Switcth from FNV-1, which does this

hashInt s x = (s * p) `xor` x

to FNV-1a which swaps salt and bytes to be hashed:

hashInt s x = (x * p) `xor` s

Thus nested applications of Hashed won’t go into the xor part.

phadej commented 1 year ago

In a branch of #273, I get

hash base == hash e2 = False
hash base == hash e2 = False

So AFAICS it will resolve this issue as well.


Also, we don't need to change anything in hashable to fix this particular problem. The issue is in instance of HashFix, so you can write different one, e.g.

instance Hashable (f (HashFix f)) => Hashable (HashFix f) where
  hashWithSalt salt x = (salt * hash x) `xor` somePrime

and it will work better.


Hashed wasn't considered for nested hashing (nor FNV-1 to begin with AFAIK), so I'd say it's a missing feature instead of a concrete bug.

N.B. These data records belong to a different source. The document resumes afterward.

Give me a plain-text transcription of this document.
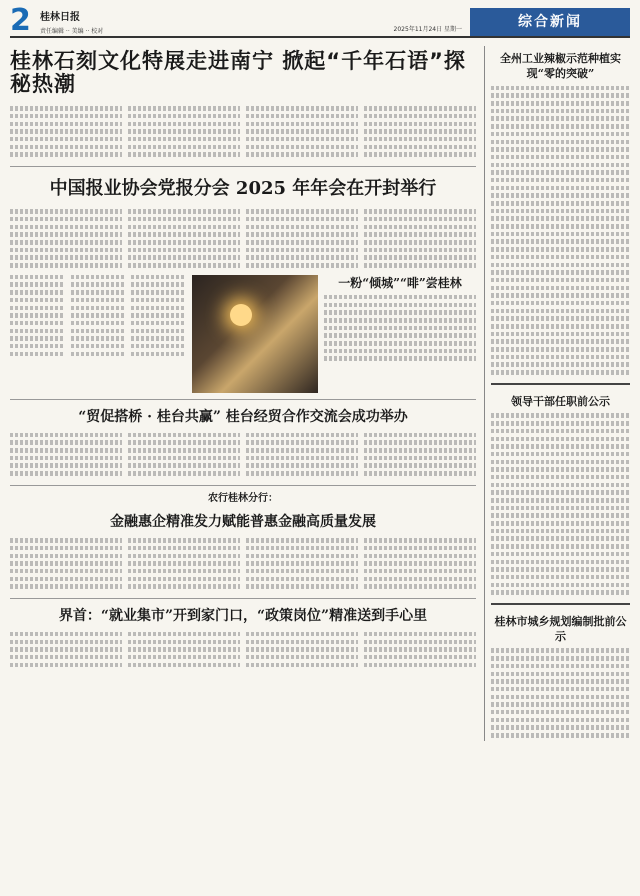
2 桂林日报
责任编辑 ·· 美编 ·· 校对	2025年11月24日 星期一	综合新闻
桂林石刻文化特展走进南宁 掀起“千年石语”探秘热潮
中国报业协会党报分会 2025 年年会在开封举行
一粉“倾城”“啡”尝桂林
“贸促搭桥 · 桂台共赢” 桂台经贸合作交流会成功举办
农行桂林分行：
金融惠企精准发力赋能普惠金融高质量发展
界首：“就业集市”开到家门口，“政策岗位”精准送到手心里
全州工业辣椒示范种植实现“零的突破”
领导干部任职前公示
桂林市城乡规划编制批前公示
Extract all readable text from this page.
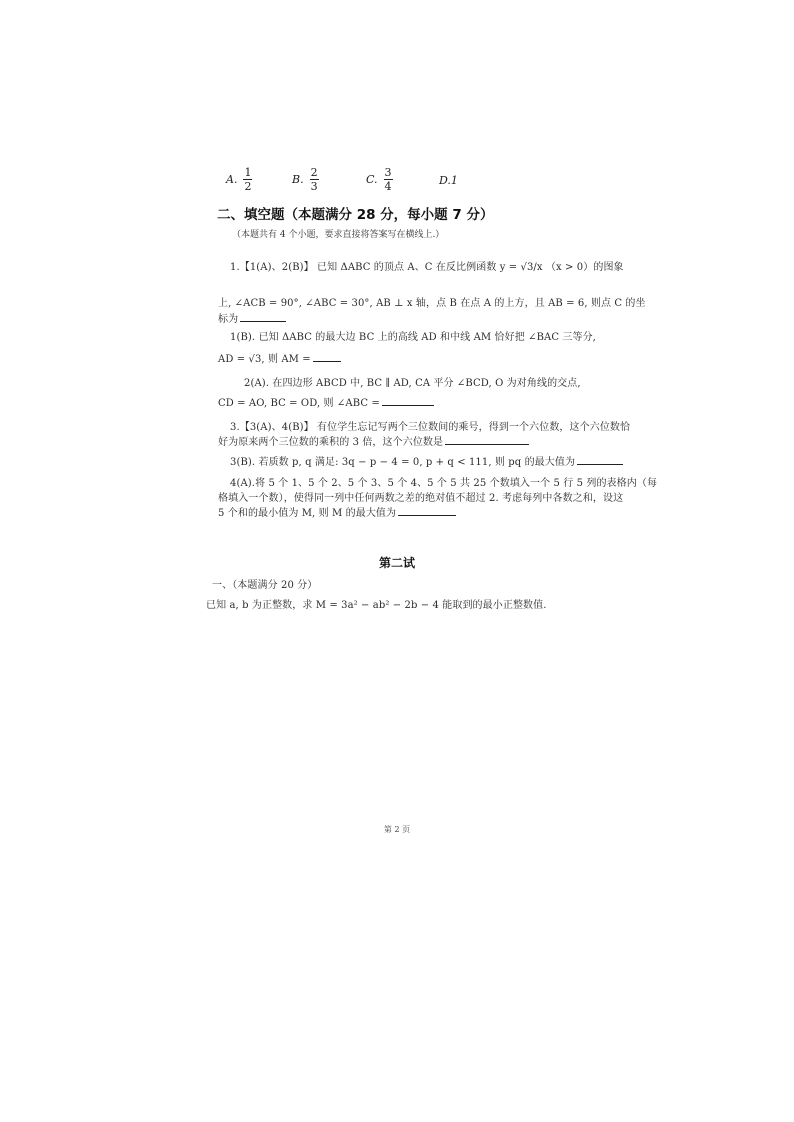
A. $\frac{1}{2}$	B. $\frac{2}{3}$	C. $\frac{3}{4}$	D.1
二、填空题（本题满分 28 分，每小题 7 分）
（本题共有 4 个小题，要求直接将答案写在横线上.）
1.【1(A)、2(B)】 已知 ΔABC 的顶点 A、C 在反比例函数 y = √3/x （x > 0）的图象
上, ∠ACB = 90°, ∠ABC = 30°, AB ⊥ x 轴，点 B 在点 A 的上方，且 AB = 6, 则点 C 的坐
标为
1(B). 已知 ΔABC 的最大边 BC 上的高线 AD 和中线 AM 恰好把 ∠BAC 三等分,
AD = √3, 则 AM =
2(A). 在四边形 ABCD 中, BC ∥ AD, CA 平分 ∠BCD, O 为对角线的交点,
CD = AO, BC = OD, 则 ∠ABC =
3.【3(A)、4(B)】 有位学生忘记写两个三位数间的乘号，得到一个六位数，这个六位数恰
好为原来两个三位数的乘积的 3 倍，这个六位数是
3(B). 若质数 p, q 满足: 3q − p − 4 = 0, p + q < 111, 则 pq 的最大值为
4(A).将 5 个 1、5 个 2、5 个 3、5 个 4、5 个 5 共 25 个数填入一个 5 行 5 列的表格内（每
格填入一个数），使得同一列中任何两数之差的绝对值不超过 2. 考虑每列中各数之和，设这
5 个和的最小值为 M, 则 M 的最大值为
第二试
一、（本题满分 20 分）
已知 a, b 为正整数，求 M = 3a² − ab² − 2b − 4 能取到的最小正整数值.
第 2 页
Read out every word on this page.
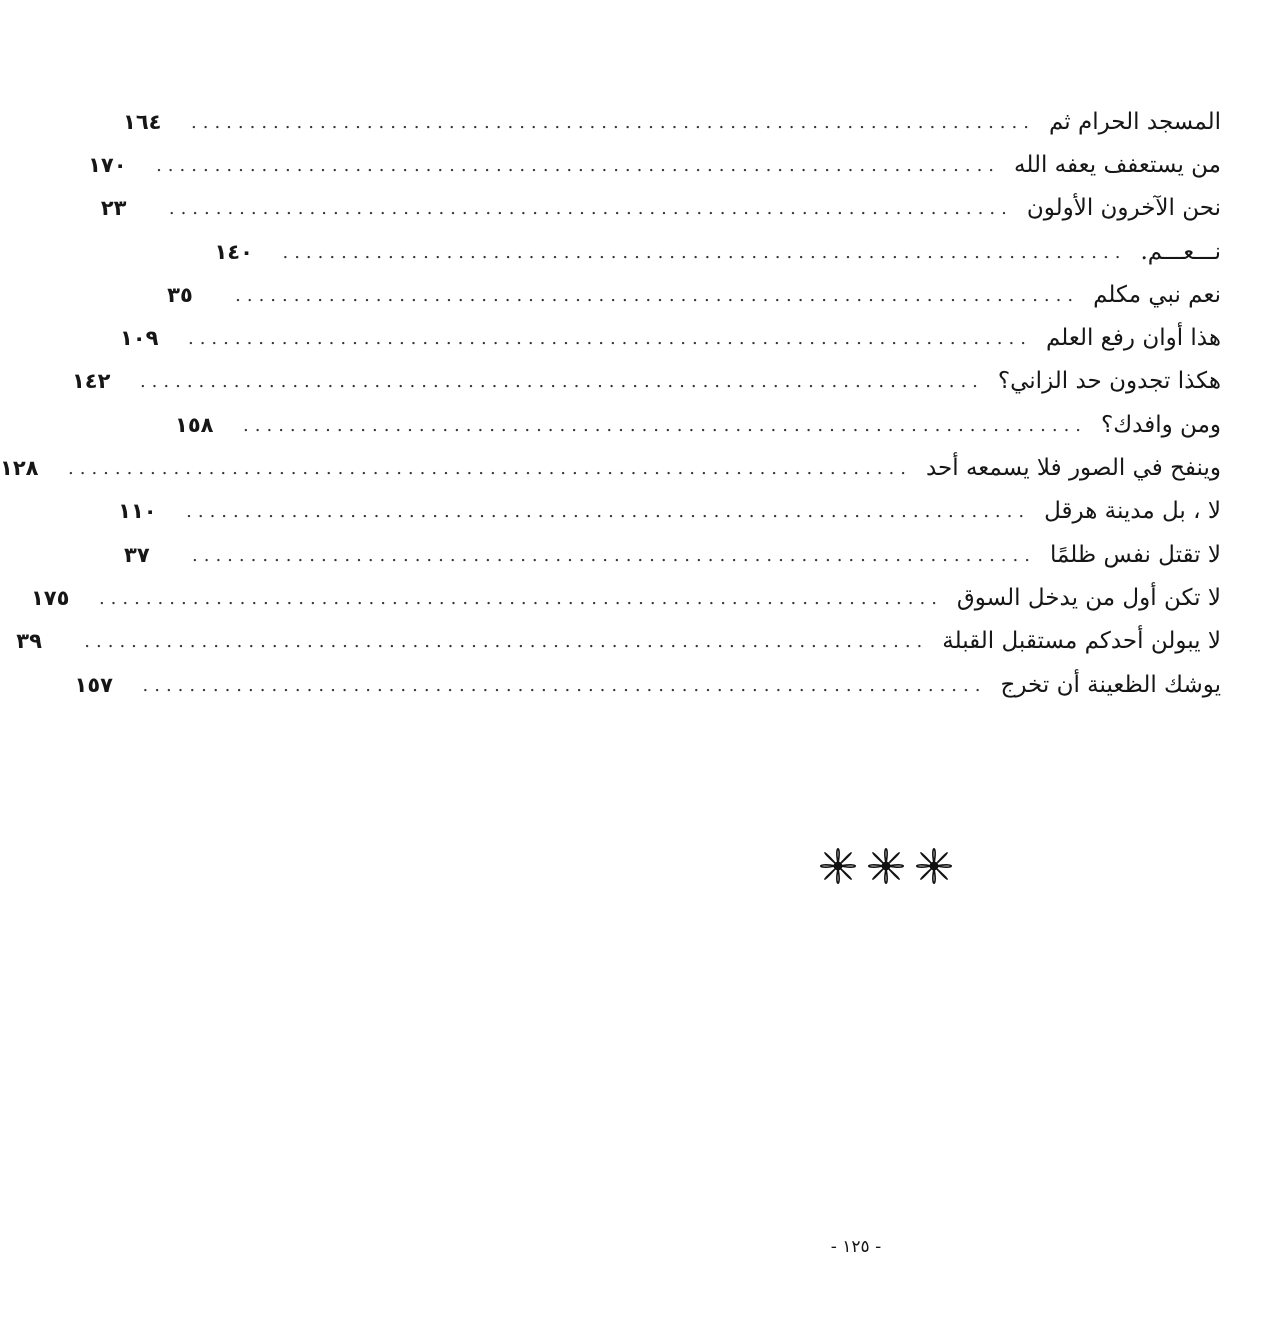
المسجد الحرام ثم
........................................................................
١٦٤
من يستعفف يعفه الله
........................................................................
١٧٠
نحن الآخرون الأولون
........................................................................
٢٣
نـــعـــم.
........................................................................
١٤٠
نعم نبي مكلم
........................................................................
٣٥
هذا أوان رفع العلم
........................................................................
١٠٩
هكذا تجدون حد الزاني؟
........................................................................
١٤٢
ومن وافدك؟
........................................................................
١٥٨
وينفح في الصور فلا يسمعه أحد
........................................................................
١٢٨
لا ، بل مدينة هرقل
........................................................................
١١٠
لا تقتل نفس ظلمًا
........................................................................
٣٧
لا تكن أول من يدخل السوق
........................................................................
١٧٥
لا يبولن أحدكم مستقبل القبلة
........................................................................
٣٩
يوشك الظعينة أن تخرج
........................................................................
١٥٧
- ١٢٥ -
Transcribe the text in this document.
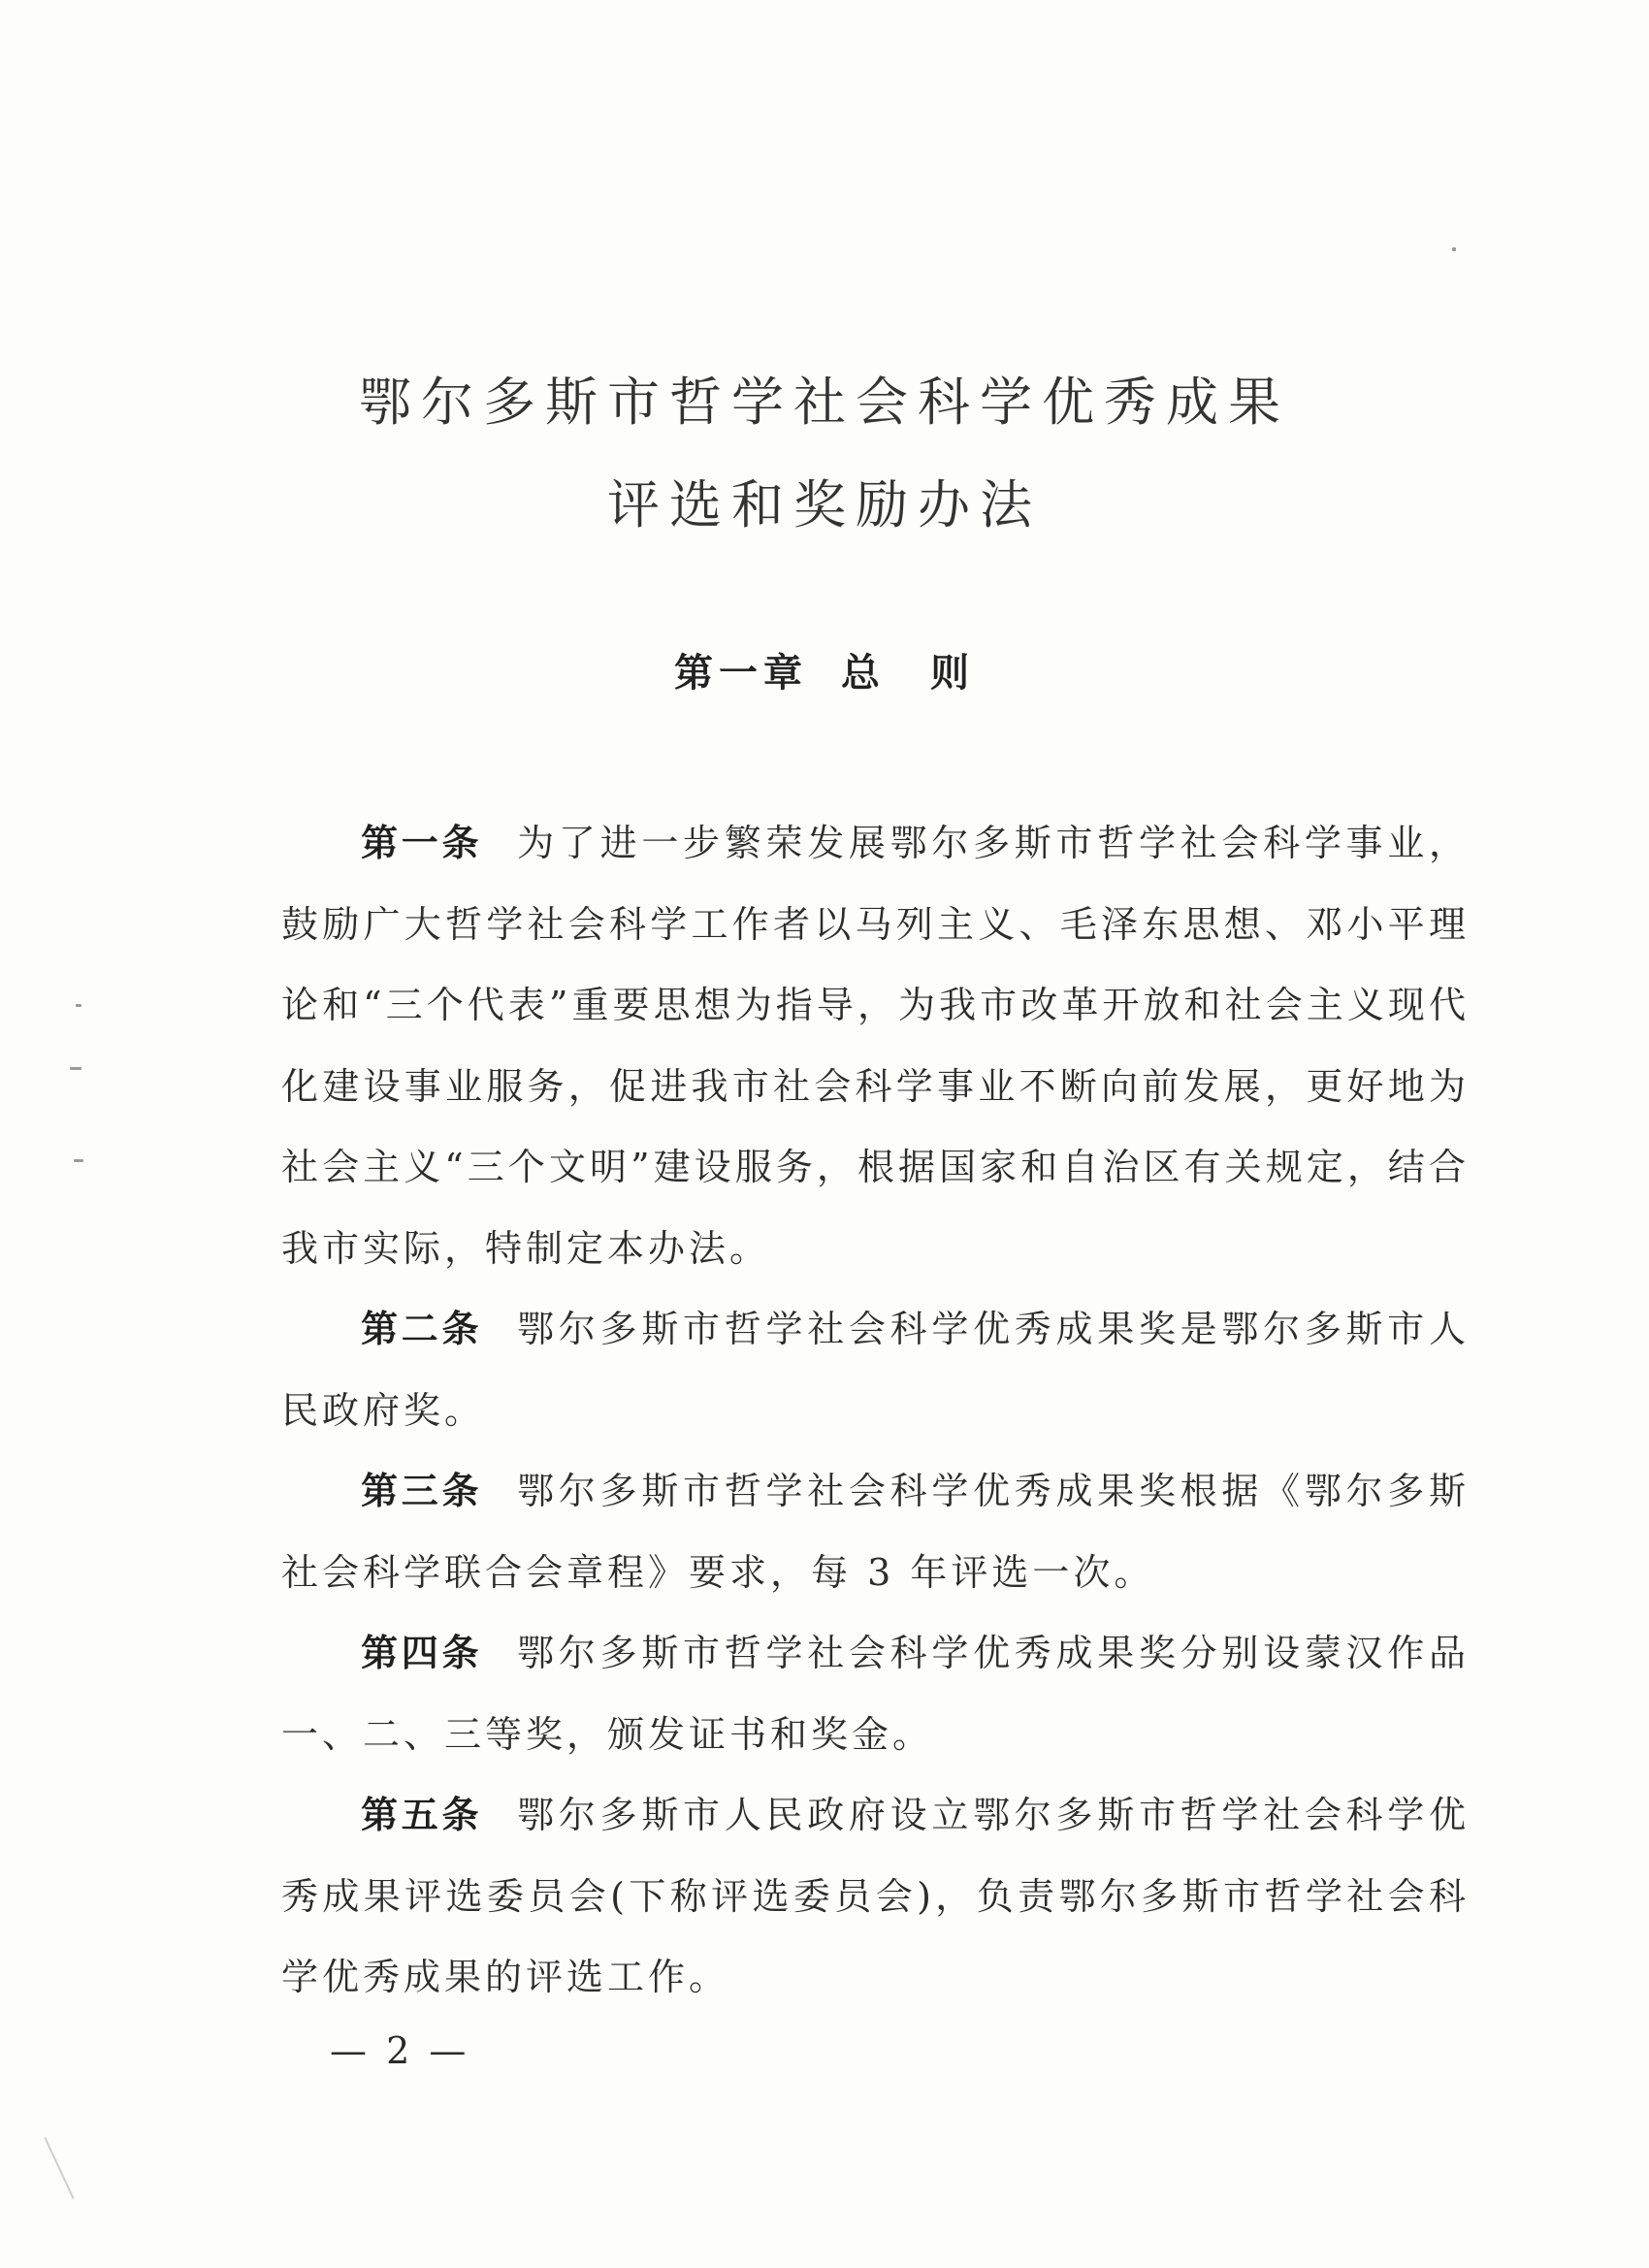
鄂尔多斯市哲学社会科学优秀成果
评选和奖励办法
第一章 总　则

第一条 为了进一步繁荣发展鄂尔多斯市哲学社会科学事业，鼓励广大哲学社会科学工作者以马列主义、毛泽东思想、邓小平理论和“三个代表”重要思想为指导，为我市改革开放和社会主义现代化建设事业服务，促进我市社会科学事业不断向前发展，更好地为社会主义“三个文明”建设服务，根据国家和自治区有关规定，结合我市实际，特制定本办法。

第二条 鄂尔多斯市哲学社会科学优秀成果奖是鄂尔多斯市人民政府奖。

第三条 鄂尔多斯市哲学社会科学优秀成果奖根据《鄂尔多斯社会科学联合会章程》要求，每 3 年评选一次。

第四条 鄂尔多斯市哲学社会科学优秀成果奖分别设蒙汉作品一、二、三等奖，颁发证书和奖金。

第五条 鄂尔多斯市人民政府设立鄂尔多斯市哲学社会科学优秀成果评选委员会(下称评选委员会)，负责鄂尔多斯市哲学社会科学优秀成果的评选工作。

— 2 —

Something similar happens in in PRNG, most PRNGs are not splittable and you cannot just turn ordinary PRNG into splittable one (but if you have very good one e.g. cryptographically strong, then you can quite easily in fact). So here we'd need a hash algorithm which explicitly considers usage in Merkle-tree like applications. I'm aware only of cryptographic hashes being good for that. I'm unaware of "fast" hashes designed with Merkle-tree usage in mind.

As you cache the hash anyway, I'd consider using e.g. cryptohash-sha256 (with maybe wide-words Word256 for a digest) for merkle tree of your AST, and return e.g. lowest word for Hashable instance. There's also other benefits which you can rip from that (as SHA256 is collision resistance, you can use it for fast equality, you cannot ever use hashable for that).